This invention relates to color projection television (PTV) display devices using monochrome cathode ray tubes (CRTs), and more particularly relates to such devices using such tubes incorporating interference filters on the inner surface of the display window.
Monochrome CRTs for color PTV each employ a single electron gun mounted in the neck of the tube to focus a single electron beam on the fluorescent display screen of the tube. A deflection yoke surrounding the neck of the tube, and associated electronic circuitry, cause the beam to scan the screen as well as to vary in intensity in response to a video signal to produce a monochrome display image.
In color PTV, three such displays, each in one of the primary colors red, blue and green, are superimposed on a large projection screen to produce a full color display image.
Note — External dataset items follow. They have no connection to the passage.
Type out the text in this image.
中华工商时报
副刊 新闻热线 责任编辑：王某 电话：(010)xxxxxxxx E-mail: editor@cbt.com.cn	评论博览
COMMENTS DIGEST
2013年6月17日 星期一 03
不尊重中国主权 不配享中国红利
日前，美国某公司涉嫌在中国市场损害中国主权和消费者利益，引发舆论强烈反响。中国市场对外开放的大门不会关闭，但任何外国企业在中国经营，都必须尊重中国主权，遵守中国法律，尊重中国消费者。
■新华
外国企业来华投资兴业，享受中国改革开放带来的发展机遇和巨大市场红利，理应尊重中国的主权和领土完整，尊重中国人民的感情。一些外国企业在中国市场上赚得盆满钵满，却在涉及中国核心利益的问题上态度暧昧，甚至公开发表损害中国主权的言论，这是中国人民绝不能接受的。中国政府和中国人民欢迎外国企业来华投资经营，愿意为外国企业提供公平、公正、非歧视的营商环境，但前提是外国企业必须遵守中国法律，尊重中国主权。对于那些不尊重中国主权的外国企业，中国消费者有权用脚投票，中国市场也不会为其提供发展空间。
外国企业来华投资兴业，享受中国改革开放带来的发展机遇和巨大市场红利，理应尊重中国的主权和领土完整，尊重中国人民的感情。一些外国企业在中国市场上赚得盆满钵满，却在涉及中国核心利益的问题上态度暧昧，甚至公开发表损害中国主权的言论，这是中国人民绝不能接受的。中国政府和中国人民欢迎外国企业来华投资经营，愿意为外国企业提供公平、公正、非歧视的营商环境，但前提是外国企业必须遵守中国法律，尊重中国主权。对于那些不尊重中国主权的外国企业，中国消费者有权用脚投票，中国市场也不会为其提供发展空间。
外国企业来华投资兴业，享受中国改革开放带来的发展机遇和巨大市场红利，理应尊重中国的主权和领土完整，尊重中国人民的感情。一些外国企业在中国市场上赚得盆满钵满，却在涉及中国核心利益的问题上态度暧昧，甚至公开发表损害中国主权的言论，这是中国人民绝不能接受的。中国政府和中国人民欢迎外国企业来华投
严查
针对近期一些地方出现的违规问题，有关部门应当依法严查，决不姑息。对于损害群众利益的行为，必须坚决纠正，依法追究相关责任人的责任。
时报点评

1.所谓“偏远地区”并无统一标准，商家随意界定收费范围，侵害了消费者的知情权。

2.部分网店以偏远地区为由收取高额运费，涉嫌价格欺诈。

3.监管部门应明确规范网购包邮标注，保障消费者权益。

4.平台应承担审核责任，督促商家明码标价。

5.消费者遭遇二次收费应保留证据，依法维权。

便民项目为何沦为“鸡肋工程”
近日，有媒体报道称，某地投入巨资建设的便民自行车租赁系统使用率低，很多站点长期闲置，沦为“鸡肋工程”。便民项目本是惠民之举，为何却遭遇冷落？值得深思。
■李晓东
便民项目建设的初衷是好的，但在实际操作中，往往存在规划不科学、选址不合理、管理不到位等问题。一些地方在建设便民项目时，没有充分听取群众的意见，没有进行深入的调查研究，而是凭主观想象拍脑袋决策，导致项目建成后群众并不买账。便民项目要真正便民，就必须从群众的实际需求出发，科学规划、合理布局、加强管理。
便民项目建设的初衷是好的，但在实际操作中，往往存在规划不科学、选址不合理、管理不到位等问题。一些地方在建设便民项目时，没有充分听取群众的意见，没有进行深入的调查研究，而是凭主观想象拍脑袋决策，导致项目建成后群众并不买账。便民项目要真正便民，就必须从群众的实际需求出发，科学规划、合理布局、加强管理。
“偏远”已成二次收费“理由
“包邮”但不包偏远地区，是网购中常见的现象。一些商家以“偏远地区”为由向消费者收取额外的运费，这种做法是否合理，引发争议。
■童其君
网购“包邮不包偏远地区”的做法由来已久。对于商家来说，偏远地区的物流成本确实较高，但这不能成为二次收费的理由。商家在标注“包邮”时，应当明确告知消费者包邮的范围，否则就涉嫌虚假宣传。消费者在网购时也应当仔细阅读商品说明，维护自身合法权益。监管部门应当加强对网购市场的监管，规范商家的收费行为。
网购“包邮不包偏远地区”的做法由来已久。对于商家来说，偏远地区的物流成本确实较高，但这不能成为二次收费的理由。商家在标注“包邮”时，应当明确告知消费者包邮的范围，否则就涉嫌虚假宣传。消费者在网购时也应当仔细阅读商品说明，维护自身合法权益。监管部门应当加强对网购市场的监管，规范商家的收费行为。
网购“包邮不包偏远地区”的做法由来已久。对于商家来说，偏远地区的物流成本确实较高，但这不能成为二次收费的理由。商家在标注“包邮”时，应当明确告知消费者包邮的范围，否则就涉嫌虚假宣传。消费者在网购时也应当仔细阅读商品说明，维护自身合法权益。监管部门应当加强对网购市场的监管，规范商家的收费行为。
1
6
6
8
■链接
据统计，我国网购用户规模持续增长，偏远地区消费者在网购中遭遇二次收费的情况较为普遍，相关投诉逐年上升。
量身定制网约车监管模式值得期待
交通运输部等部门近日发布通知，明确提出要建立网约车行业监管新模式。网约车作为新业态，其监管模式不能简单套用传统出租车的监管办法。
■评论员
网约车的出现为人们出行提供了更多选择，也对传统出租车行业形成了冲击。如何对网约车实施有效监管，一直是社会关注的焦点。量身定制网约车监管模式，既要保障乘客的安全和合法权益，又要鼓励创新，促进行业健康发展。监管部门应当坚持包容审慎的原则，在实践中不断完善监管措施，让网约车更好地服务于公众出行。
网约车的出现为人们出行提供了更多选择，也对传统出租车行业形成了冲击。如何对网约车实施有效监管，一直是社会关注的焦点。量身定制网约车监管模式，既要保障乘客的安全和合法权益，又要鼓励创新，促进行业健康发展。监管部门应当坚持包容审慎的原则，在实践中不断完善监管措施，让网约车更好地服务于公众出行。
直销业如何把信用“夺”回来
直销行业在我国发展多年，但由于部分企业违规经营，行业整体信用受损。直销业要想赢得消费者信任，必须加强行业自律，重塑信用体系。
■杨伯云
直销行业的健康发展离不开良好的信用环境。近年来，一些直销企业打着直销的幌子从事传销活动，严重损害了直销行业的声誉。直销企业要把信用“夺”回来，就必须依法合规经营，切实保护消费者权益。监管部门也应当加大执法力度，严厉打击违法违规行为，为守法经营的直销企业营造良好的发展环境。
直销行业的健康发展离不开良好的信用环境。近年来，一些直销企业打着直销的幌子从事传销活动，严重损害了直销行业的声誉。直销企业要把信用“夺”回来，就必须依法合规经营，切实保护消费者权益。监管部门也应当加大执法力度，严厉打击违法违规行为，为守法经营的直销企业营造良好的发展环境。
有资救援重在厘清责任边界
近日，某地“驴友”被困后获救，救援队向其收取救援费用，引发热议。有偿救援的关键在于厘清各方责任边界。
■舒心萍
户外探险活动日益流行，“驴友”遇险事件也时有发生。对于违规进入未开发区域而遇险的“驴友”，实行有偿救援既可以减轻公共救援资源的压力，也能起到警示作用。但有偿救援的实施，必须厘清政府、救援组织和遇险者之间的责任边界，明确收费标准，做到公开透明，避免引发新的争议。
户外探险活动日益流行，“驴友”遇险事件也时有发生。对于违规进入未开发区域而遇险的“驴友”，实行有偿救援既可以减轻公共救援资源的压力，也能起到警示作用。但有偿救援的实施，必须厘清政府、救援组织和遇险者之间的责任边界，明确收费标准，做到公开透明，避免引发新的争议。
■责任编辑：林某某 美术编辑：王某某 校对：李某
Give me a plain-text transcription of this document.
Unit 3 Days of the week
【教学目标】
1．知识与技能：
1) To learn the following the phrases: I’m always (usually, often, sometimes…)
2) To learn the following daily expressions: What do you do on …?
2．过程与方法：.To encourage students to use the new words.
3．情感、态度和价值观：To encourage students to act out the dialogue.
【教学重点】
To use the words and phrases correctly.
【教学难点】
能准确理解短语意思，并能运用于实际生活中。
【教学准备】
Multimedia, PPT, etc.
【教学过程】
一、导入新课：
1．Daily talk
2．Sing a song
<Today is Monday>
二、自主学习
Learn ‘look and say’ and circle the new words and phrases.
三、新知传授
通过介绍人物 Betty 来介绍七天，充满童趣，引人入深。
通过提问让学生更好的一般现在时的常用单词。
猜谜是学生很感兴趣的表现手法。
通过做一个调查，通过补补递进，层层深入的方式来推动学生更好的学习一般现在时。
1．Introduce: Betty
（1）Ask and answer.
Because the images on the individual tube screens are not viewed directly, but are magnified and projected by a system of projection lenses, the individual cathode ray tubes are driven at higher loads than would be encountered for direct view tubes, in order to produce a full color display of acceptable brightness.
Projection tubes having a multilayer interference filter on the display window are described in U.S. Pat. No. 4,634,926, assigned to U.S. Philips Corporation. The filter, herein referred to as a shortwave pass (SWP) filter, is composed of alternating layers of materials of high and low refractive index. The filter is designed to result in a marked increase in luminous efficiently of the tube in the forward direction, as well as improved chromaticity and contrast. Even further improvements are provided, especially in light gain in the corners of the display screen, by combining such an interference filter with an inwardly or convexly curved display window, as provided in U.S. Pat. No. 4,683,398, also assigned to U.S. Philips Corporation.
In these tubes, the interference filter is deposited directly upon the inner surface of the display window, and the luminescent phosphor screen is deposited on the interference filter. The filter is typically composed of from 14 to 20 layers, each having a thickness of about one quarter of the central wavelength of the filter.
Such tubes with interference filters, while exhibiting a marked increase in luminous efficiency in the forward direction, as well as improved chromaticity and contrast, also exhibit greater luminance in the center than at the edges of the display, sometimes referred to herein as center-to-edge luminance gradient.
This center-to-edge luminance gradient, also referred to as the "bulls-eye effect", is due not only to the intentional design of the filter to concentrate the luminous output in the forward direction, but also to the unintentional decrease in thickness of the filter from the center toward the edges of the display window, due in large part to the shadowing effect of an upstanding peripheral sidewall or skirt, which extends rearward from the display window and joins the display window to the funnel-shaped portion of the CRT envelope.
This bulls-eye effect is partially alleviated by the use of the convexly curved inner surface of the display window, which tends to direct most of the light into the projection lens. However, since the radius of curvature of this inner surface is not an exact match for that of the projection lens, the bulls-eye effect cannot be completely compensated by this technique.